Abstract:
Telecom industry is one of most important source of economy in the country. Telecom fraud is a major concern for telecom operators as well as for governments all over the world. This is mainly because of security threats and economic impacts. Telecom fraud performs by one or more persons who intentionally theft the income from provider or from individual benefits to their own as international survey telecom fraud lost billions of dollars in year.
The researcher selected from 39,680 records from the vast amount of CDR data. After removing inappropriate and excessive data only a total of 31367 datasets are appended for the purpose of accompanying this research. 14 attributes are selected from 31 initial attributes or the fields by using CFS feature selection. It has been pre-processed and prepared in a format suitable for the DM tasks. The study was conducted using MATLAB software version R2015a and five data mining algorithms for classification techniques was used, namely J48, PART, RF,ANN and Hybrid Algorithm. In this study an effort has been made to detect fraudulent calls made using bypass to terminate international calls. Such frauds greatly affect the revenue of telephone operators.

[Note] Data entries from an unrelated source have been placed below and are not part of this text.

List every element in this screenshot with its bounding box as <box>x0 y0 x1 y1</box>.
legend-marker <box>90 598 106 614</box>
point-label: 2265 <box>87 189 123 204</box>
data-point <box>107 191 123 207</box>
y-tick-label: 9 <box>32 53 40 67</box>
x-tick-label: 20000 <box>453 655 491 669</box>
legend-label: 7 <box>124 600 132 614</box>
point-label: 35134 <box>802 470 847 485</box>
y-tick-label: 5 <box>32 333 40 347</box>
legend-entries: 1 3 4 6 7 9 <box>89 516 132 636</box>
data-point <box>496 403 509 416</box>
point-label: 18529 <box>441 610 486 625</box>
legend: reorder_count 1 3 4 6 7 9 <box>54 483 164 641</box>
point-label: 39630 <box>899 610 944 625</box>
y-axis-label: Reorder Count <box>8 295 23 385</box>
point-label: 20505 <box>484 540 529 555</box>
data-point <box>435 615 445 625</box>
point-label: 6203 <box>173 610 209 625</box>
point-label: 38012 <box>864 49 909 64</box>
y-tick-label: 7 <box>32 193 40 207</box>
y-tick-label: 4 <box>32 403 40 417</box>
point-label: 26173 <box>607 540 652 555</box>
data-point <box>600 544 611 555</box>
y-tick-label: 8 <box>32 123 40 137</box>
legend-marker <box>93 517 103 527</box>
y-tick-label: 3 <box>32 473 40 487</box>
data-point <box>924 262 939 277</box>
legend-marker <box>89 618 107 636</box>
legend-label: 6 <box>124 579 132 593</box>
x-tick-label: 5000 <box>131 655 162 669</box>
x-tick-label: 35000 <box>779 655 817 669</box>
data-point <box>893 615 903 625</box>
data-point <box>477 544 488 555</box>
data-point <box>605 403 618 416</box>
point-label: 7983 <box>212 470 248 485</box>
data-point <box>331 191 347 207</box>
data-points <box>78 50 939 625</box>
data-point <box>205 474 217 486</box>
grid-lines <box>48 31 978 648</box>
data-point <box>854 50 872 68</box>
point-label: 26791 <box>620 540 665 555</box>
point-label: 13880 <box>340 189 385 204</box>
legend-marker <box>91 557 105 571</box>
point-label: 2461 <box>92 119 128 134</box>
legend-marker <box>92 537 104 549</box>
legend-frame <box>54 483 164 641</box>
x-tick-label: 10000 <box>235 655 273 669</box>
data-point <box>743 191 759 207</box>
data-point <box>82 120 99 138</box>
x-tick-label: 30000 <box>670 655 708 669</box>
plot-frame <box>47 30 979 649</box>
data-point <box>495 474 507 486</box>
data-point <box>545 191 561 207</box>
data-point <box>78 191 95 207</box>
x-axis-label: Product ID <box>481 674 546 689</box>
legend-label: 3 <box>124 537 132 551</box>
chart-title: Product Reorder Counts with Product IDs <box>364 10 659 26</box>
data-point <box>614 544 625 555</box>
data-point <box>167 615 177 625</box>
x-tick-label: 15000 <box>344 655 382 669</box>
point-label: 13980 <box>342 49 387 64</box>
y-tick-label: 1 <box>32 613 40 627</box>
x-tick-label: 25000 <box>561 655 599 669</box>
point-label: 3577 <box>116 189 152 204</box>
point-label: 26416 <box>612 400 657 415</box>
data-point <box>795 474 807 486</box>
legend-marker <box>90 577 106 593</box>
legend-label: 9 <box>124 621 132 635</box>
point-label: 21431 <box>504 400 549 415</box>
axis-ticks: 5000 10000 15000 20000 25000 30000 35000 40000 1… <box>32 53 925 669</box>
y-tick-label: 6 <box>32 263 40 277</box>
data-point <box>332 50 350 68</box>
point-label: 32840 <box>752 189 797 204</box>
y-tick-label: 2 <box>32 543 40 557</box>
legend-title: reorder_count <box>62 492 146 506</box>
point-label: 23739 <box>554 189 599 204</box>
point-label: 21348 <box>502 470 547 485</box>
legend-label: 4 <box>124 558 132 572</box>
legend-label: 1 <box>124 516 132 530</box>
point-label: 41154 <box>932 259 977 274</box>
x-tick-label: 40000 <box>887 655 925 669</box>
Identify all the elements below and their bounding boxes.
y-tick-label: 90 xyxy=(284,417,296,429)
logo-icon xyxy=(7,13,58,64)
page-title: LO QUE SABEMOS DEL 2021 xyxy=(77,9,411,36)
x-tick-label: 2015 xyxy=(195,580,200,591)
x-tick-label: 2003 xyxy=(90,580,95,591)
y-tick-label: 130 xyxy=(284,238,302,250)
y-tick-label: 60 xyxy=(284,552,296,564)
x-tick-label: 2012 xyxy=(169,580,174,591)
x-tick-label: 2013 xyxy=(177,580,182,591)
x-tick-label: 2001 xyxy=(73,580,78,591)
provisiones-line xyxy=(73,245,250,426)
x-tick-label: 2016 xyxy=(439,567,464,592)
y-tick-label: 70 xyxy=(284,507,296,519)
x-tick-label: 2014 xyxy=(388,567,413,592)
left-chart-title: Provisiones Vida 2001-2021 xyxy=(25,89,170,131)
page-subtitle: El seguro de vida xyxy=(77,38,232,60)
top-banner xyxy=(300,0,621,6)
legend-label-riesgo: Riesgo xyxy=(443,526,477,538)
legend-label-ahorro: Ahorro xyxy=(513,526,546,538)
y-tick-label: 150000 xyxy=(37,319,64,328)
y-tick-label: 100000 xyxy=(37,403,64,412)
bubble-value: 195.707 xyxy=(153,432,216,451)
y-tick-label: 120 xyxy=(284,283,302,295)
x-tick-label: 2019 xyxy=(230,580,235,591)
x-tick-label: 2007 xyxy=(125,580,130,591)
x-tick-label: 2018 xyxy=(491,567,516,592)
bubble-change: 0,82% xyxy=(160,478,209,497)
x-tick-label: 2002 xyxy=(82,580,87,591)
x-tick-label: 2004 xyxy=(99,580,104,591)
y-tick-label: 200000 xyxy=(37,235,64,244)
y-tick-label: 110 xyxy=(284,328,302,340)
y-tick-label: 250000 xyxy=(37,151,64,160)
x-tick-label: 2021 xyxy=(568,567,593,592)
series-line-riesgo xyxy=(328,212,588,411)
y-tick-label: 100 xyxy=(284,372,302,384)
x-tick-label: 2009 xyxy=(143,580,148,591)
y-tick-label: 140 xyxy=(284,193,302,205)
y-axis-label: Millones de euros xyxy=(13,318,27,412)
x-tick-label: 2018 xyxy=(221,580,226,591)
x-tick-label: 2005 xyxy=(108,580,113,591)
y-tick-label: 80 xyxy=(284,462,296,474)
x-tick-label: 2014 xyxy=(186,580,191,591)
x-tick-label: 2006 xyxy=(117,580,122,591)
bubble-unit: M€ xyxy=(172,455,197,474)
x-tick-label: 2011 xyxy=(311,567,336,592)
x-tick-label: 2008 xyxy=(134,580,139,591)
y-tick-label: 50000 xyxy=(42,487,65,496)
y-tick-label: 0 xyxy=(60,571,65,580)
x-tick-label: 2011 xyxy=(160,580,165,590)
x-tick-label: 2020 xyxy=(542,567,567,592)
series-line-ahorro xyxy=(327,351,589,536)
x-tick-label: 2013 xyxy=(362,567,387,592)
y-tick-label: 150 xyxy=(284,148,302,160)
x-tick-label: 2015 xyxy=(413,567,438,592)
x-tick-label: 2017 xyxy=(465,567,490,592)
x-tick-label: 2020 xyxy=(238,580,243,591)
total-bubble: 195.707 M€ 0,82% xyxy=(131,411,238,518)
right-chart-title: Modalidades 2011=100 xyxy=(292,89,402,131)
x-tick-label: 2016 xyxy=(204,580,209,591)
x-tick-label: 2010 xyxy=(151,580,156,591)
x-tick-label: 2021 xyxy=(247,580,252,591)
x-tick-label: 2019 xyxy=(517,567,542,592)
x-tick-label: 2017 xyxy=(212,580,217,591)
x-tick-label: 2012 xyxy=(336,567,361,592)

According to this study hybrid algorithm with 10-fold cross validation have highest performance 99.86 % correctly classified; PART algorithm with 10-fold cross validation has been the second rank based on its accuracy 99.81%and the least accurate algorithm was ANN algorithm with Percentage split of 66% for training and 34% for test data occurs 99.56% accuracy. According to processing speed J48 has been fast speed that takes around 1.25 seconds to processed data and ANN takes long time compared to others.J48,RF and Hybrid used medium memory usage but PART used small memory usage where ANN take large memory usages. In general Hybrid, PART and J48 algorithms are highly accurate such 99.86%, 99.81 and 99.74% respectively to detect fraud and non-fraud CDR data mining in MATLAB software.